Ghana issued its first Eurobond, a 10-year Eurobond eight years ago at which she raised US$750million from investors at a coupon of 8.5 percent.
There are currently three Eurobonds outstanding, with maturity profiles of October 2017 for the first bond of US$531million; August 2023 for the second bond of US$1billion; and January 2026 for another US$1billion.
Parliament in July, 2015, approved a request by government to raise an amount of US$1.5billion from the European Bond Market.
Proceeds from the Eurobond was to be used to support the 2015 budget as well as service the country’s growing debt.
Ghana’s total debt stock increased by GHc5 billion more, between May and June 2015.

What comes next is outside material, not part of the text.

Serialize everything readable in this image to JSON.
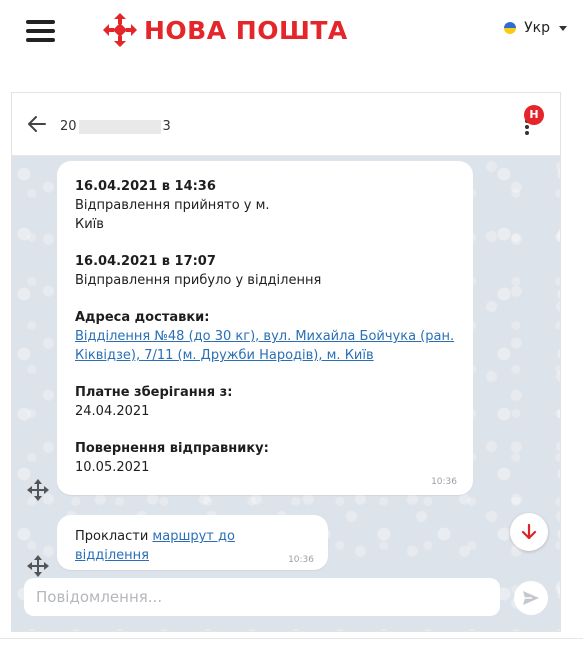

According to figures from the Bank of Ghana, the country’s total debt stock now stands at GHc94.5 billion, representing 70.9% of Gross Domestic Product (GDP).
The International Monetary Fund (IMF) report after reviewing Ghana’s performance under the Extended Credit Facility program said, Ghana’s total public debt now exceeds pre-HIPC levels.
The IMF is projecting that Ghana will end the year 2015 with a 75% debt-to-GDP ratio.
Ghana’s total public debt in the first half of the year has increased consistently by about GHc15.1 billion, growing from GHc79.4 billion in January, to GHc94.5 billion in June.
Implications on cedi
Currency analysts are warning the postponement of the Eurobond may spell doom for the cedi.
This is because proceeds from the Eurobond together with that of the 1.8 billion dollar cocoa syndicated loan was expected to boost the performance of the cedi which has experienced some level of stability against major trading foreign currencies for some weeks now.
Government is relying on proceeds from the two to stabilize the cedi as the festive season approaches where demand for dollars will increase and hurt the cedi.
The 1.8 billion dollar cocoa syndicated loan cash is however expected to hit the accounts of the Bank of Ghana this week.
It still remains unclear however the exact date when Ghana’s fourth Eurobond will be issued.
But government in a press statement last week said it will continue to consider issuing the bond subject to market conditions.